Mersin'de 2019 yerel seçimiyle kıyaslandığında yaklaşık yüzde 20'lik artışla yüzde 60 oy oranına ulaşan Vahap Seçer, Mersin'de CHP'lilerin yanı sıra CHP'li olmayan pek çok seçmenin de oyunu aldığını anlattı. Seçer, şöyle konuştu: 

"İşimizi severek yapıyoruz. Bir siyasetçinin ölçüsü sandıktır. Artış olmasının nedeni verdiğimiz hizmetlerdir. İnsanlar memnun kalmış, güven telkin etmiş, mutlu olmuş. İnsanlar sizi kendi gibi görmeye başlamış. Bütün bunların birleşkesi bu sonuç. Halk güveniyor, diyor ki 'Belediye yaparsa iyi yapar.' Mersin Büyükşehir Belediyesi çalışanı, vatandaşına saygılıdır. Vatandaşına çemkirmez, ciddi davranmaz. Sosyal politikalar konusunda birçok çalışma gerçekleştirdik ve başarıya ulaştık.
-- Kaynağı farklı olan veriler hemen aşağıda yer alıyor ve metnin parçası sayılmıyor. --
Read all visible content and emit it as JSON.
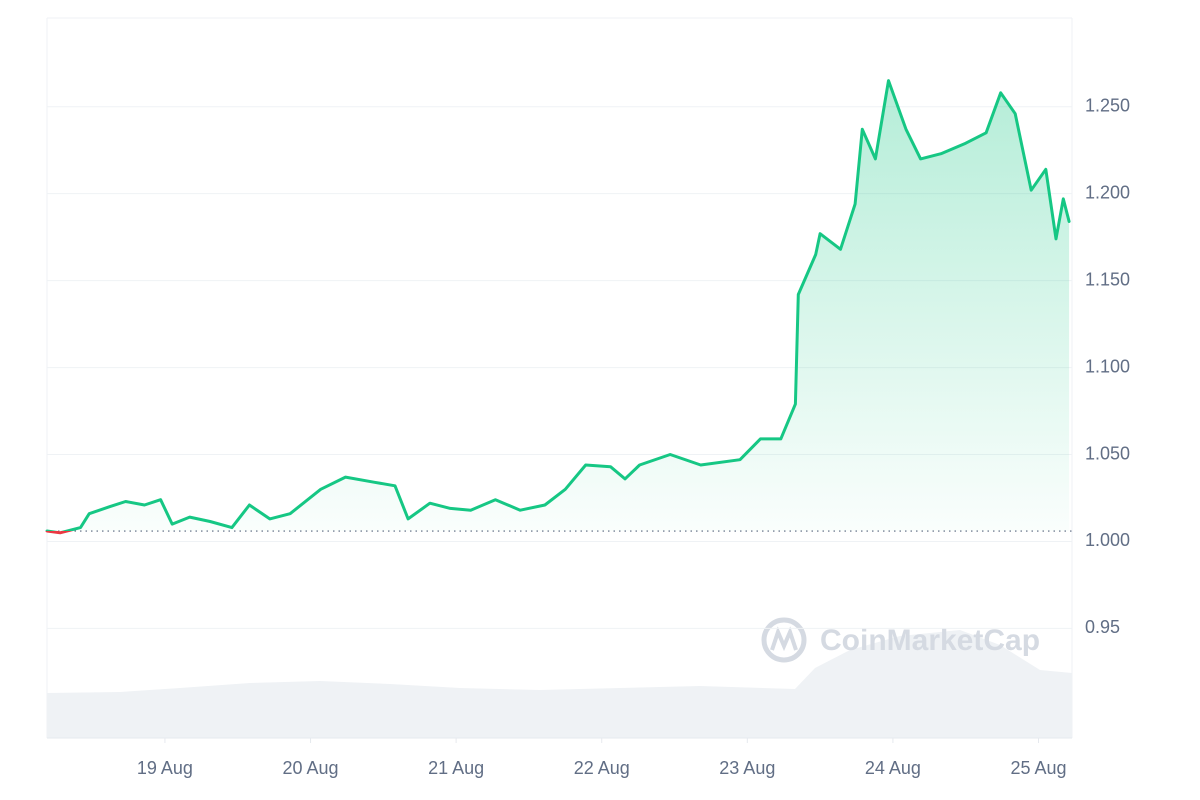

Gençler, çocuklar, yaşlılar; bütün ekonomik ve sosyal sınıfların kendini bulabileceği bir şehir Mersin. Bu çalışmaları yaptık, doğal olarak halk mutlu ve memnun. Yarın seçim olsa yine hiç çekinmeden gidip oyunu verir, daha da fazla verir."